L’oeuvre de George Bellows ne se résume pas uniquement à ses peintures de boxeurs.
Jusqu’au 18 février 2013, en collaboration avec le National Gallery of Art de Washington et le Royal Academy of Arts de Londres, le Met a réussi à rassembler l’intégralité des oeuvres de ce peintre réaliste majeur du XXe siècle. Cette rétrospective complète de sa carrière est la première depuis 1966. On y découvre notamment les nombreux paysages urbains, les scènes de guerre et les portraits peints par l’artiste. Sans oublier ses illustrations, réalisées à l’aide d’une technique encore peu utilisée à l’époque: la lithographie. Elles occupent deux pièces.
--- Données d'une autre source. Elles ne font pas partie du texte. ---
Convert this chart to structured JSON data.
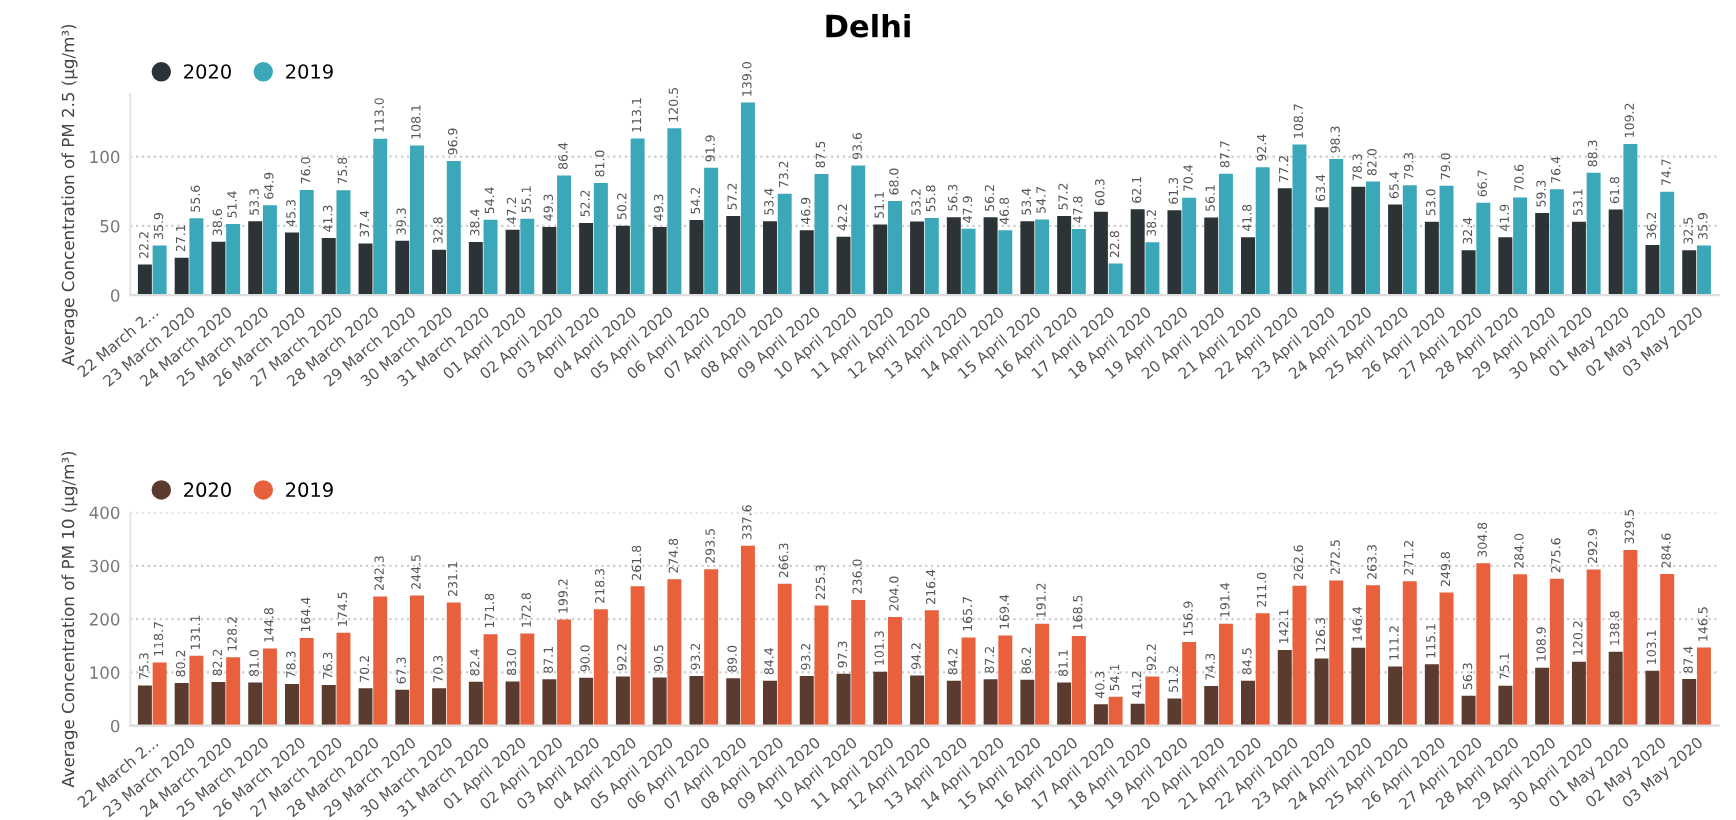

Ses peintures sont autant de témoignages de l’Histoire, celle de l’Amérique au tournant des XIXe et XXe siècle, entre fin de la Guerre de la Sécession et essor du capitalisme fou. L’exposition retrace la carrière de Bellows, ponctuée de ruptures, d’oppositions et de contrastes. Elle montre à la fois son travail sur le réalisme et son goût pour l’expérimentation.
Si les fameuses peintures de boxeurs sont présentées, l’exposition donne aussi l’opportunité au visiteur de plonger dans le New York du début du XXe siècle. Car Bellows est aussi un peintre de New York, qu’il a peint et dépeint entre 1905 à 1908. Ses peintures new-yorkaises représentent un tiers de l’exposition. L’une de ses plus fameuses peintures, “New York”, montre les premiers gratte-ciel fleurir dans Manhattan, surplombant des piétons qui fourmillent le long des trottoirs, au milieu des charrettes et des chariots de livraison.
Après avoir peint plusieurs scènes d’enfants qui s’amusent le long des rives de l’East River à Manhattan, Bellows s’est tourné vers Brooklyn. Dans son tableau “Beach at Coney Island”, on voit des New-Yorkais en maillot de bain et en habits d’été profitant de la chaleur estivale pour pique-niquer ou se dorer au bord de l’Atlantique. Signe d’une société de plus en plus libérée.
Le côté sombre de la ville n’échappe pas non plus à l’oeil aiguisé du peintre. Né en 1882 à Columbus (Ohio), Bellows s’installe dans la Grosse Pomme en 1904, pour étudier les arts, dans le sillon de Robert Henri et de ses disciples de l’école Ashcan, qui s’attachent à représenter la précarité de la vie quotidienne new-yorkaise. A cette époque, on se pressait aux portes de New York, symbole d’un jour nouveau et d’un avenir radieux. Les exclus de ce rêve furent nombreux. Dans « River Rats » (1906), Bellows montre ces jeunes hommes, pauvres, qui n’ont d’autre solution que de se baigner dans les eaux sales de l’East River pour échapper à la canicule. Ils devaient descendre une dangereuse falaise – peut-être entre les 20e et 40e rues – pour gagner la rivière.
Dans « Steaming Streets », il dépeint le chaos qui régnait dans les rues de la ville au tournant du siècle. Dans ce tableau sombre, on voit un homme tentant de maîtriser ses deux chevaux à côté d’un « trolley », les tramways de l’époque, sous les yeux de piétons. Dans ce tableau, c’est toute la schizophrénie new-yorkaise qui s’exprime : XIXe contre XXe siècle, tradition contre innovation, passé contre futur. Une exposition à ne pas manquer.